Alves é crítico também do que chamou de “adaptação de protocolos” praticada por governadores e prefeitos, que consiste na tentativa de abertura de algumas atividades durante a fase aguda do vírus. O Ceará deve anunciar flexibilização de medidas a partir da próxima segunda-feira, 12.

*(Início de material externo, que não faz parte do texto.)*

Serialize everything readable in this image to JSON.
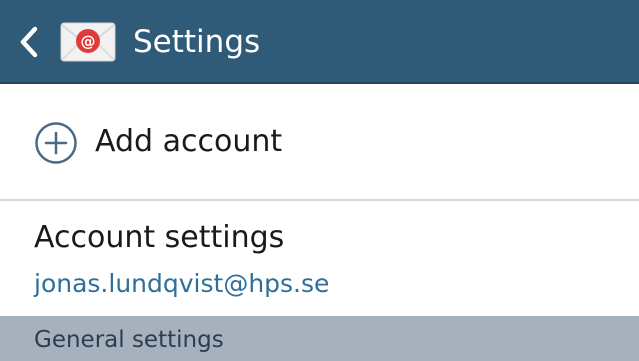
{
  "header": {
    "title": "Settings",
    "back_icon": "chevron-left-icon",
    "app_icon": "email-envelope-icon",
    "app_icon_glyph": "@",
    "background": "#2f5b78"
  },
  "add_account": {
    "icon": "plus-circle-icon",
    "label": "Add account"
  },
  "account_settings": {
    "title": "Account settings",
    "email": "jonas.lundqvist@hps.se",
    "email_color": "#2f6f98"
  },
  "section": {
    "label": "General settings",
    "background": "#a6b1bd"
  }
}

"Não existe nenhuma atividade econômica que poderia estar sendo aberta. Deveríamos estar seguindo protocolos (já adotados) da Itália, Espanha, Portugal, Inglaterra, França e, em particular, Israel", anota o pesquisador.

Divulgado em fevereiro, estudo do Imperial College, de Londres, indicou que o terceiro lockdown praticado na Inglaterra foi responsável pela redução de dois terços dos casos pelo período de um mês. As medidas duras haviam sido iniciadas em 5 de janeiro.

Sabine Boettger Righetti é professora de Política Científica na Universidade Estadual de Campinas (Unicamp). Ela, que tem trabalhado com olhar específico para a Covid-19, avalia que a dicotomia pregada pelo presidente, que põe saúde e empregos em lados opostos, não existe.

"Não dá pra falar em preservar a economia se as pessoas estão morrendo por causa de uma única doença. Forçar abrir comércio nessa situação só piora o problema e afunda cada vez mais o País — inclusive na percepção internacional. O Brasil é um país desigual e, para o lockdown dar certo, é preciso ter assistência financeira", diagnostica a docente.

E adiciona: "Já temos quase 20 milhões de pessoas no país passando fome. Como fazer isso? Como arrumar esse dinheiro? Bom, que tal começar convocando o Congresso, o País, os cientistas, especialistas do mundo todo para pensar numa solução?"

Doutor em Epidemiologia pela USP, Julio de Carvalho Ponce diz que com a taxa de infecção atual pode-se supor algo como 3,5 mil mortes diárias nas próximas semanas.

"Com um lockdown bastante restritivo, se isso cair digamos 15%, cairíamos para 3 mil mortes diárias, ao menos 7 mil vidas salvas", ele calcula, ponderando que a queda demoraria a acontecer. "Primeiro diminuímos infecções, depois internações, depois óbitos - pelo progresso natural da doença."

Antônio Silva Lima Neto, o Tanta, coordenador da Vigilância Epidemiológica da Secretaria Municipal de Saúde de Fortaleza (SMS), destaca que o desafio de segunda onda é mais dificultoso, pois a pandemia ocorre com mesma intensidade - ou de modo similar - em todos os cantos do País.

Ele discorda e considera insensível a aplicação do conceito de "fakedown" como definição do que ocorre nas zonas periféricas de Fortaleza e de outras capitais.

Se as condições para a prática do isolamento são desiguais, ele frisa, os governos têm de dar suporte financeiro e alimentar, por exemplo, para que as camadas mais pobres possam se proteger de modo mais eficaz.

"A proposta seria de um acordo nacional que viabilizasse um lockdown em todo o país. Não é só decretar do nada."

O País teve duas mudanças na política de divulgação de dados, pelo menos, cujo objetivo de uma delas foi evitar que o Jornal Nacional divulgasse os números da crise sanitária, segundo confessou próprio Bolsonaro. "Acabou matéria no Jornal Nacional", ironizou em 5 de junho de 2020.

Segundo Righetti, a transparência é fundamental para a elaboração de políticas públicas. “Quanto mais democrático for um país, mais abertas são as informações. As pessoas também precisam saber o que está acontecendo.”

"As políticas públicas dependem de dados públicos e transparentes. No Brasil durante a pandemia, não temos dados públicos dinâmicos que comunicam a situação real e que permitem a toma de decisão baseada na melhor evidencia possível", concorda Lorena Barberia.